What makes the Slow Lane so counter-intuitive, is that it often builds an infrastructure that, at first glance, appears to be too participatory for the quick fixes. After all, you don't need a green political party to install air filters or mandate clean rivers. The environmental movement in the United States never sparked a political party like the Green Party in Germany, but instead focused on using institutions to create laws and lawsuits to get quick results. But in Germany, the Green Party today is a major political force, an equal to the traditional two big parties. Now imagine a world, where there were three, not two, viable parties with a real shot at winning elections to choose from in the United States. And further, what if that third party was designed, like the Green Party in Germany, not just to pursue environmental causes, but also played by different, more transparent and democratic rules?
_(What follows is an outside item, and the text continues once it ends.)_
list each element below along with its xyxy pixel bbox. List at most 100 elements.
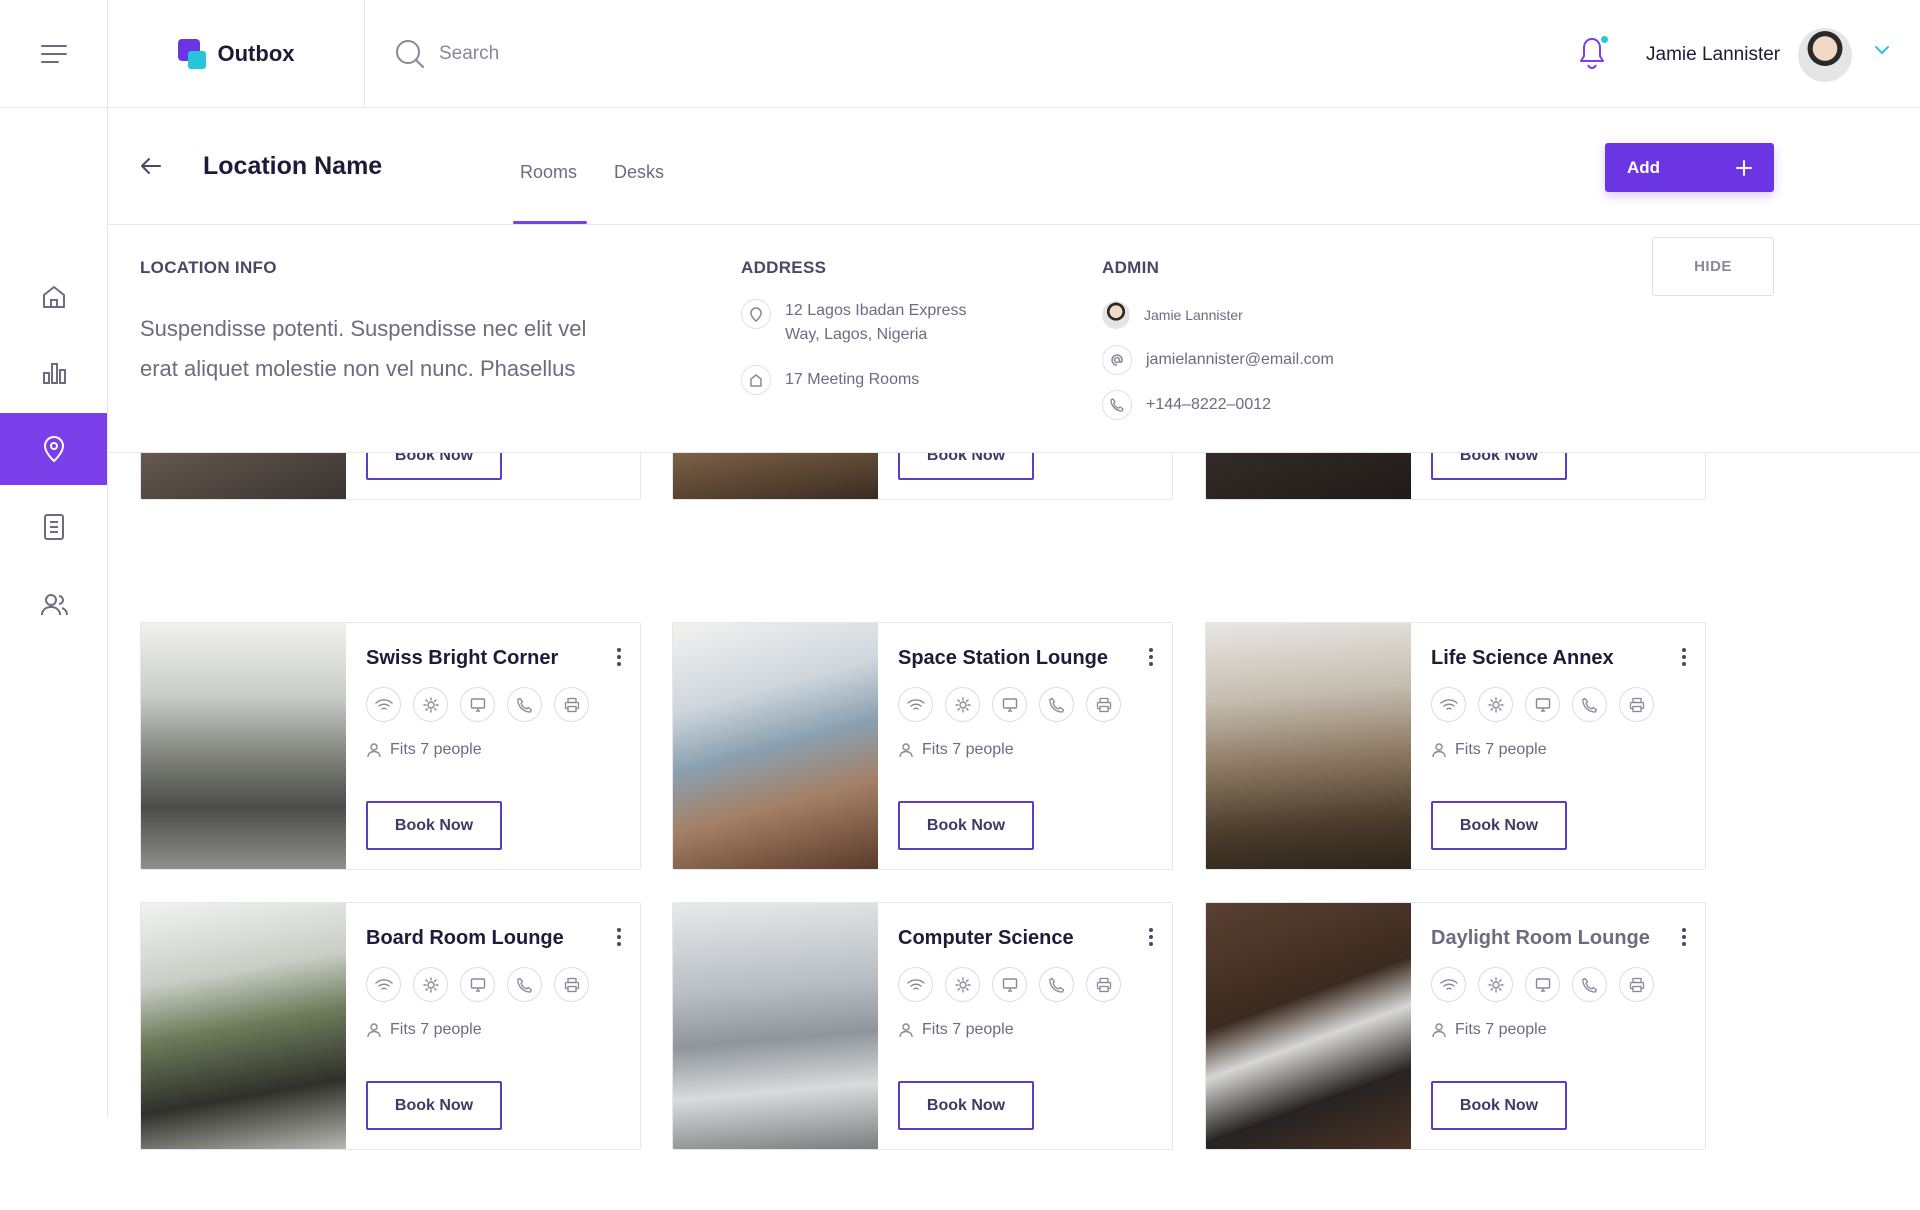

It wasn't the focus on quick wins like air filters that stopped this from happening in the United States, after all, Germany did those, too. And building a Green Party was no easy feat. In Germany, the environmental movement simply felt a political party was needed to achieve more. It wasn't a quick win. In the 1970s and 80s, the party won just over 5% in a few local and state elections. It only gained real traction following the Chernobyl nuclear accident in 1986. And it was a party that was playing by new rules, to accommodate numerous groups that completely distrusted one another: environmentalists, landscape conservationists, conservative farmers, families, leftist activists.
Lacking billionaire funders who were willing to throw big money at the cause, like in the United States, activists thought that alliances were needed to achieve real results. At times, they succeeded, but in truth, Germany has a mixed environmental record thanks to intense industry lobbying. The real, undisputable outcome was that this way of organizing, less transactional and more structural, reformed and energized a tired two-party political system. A win for democracy! It produced a major piece of democratic infrastructure that represented a new generation of ideas and causes, and made Germany more prepared to meet the much deeper, interconnected challenges of a warming planet. After forty years, the Slow Lane had gotten the country into the starting blocks for something much bigger.
In my reading, in the long game of real change, that's the kind of fundamental shift that Bill McKibben referred to. And it may turn out to be a bigger win than Jimmy Carter's solar panels.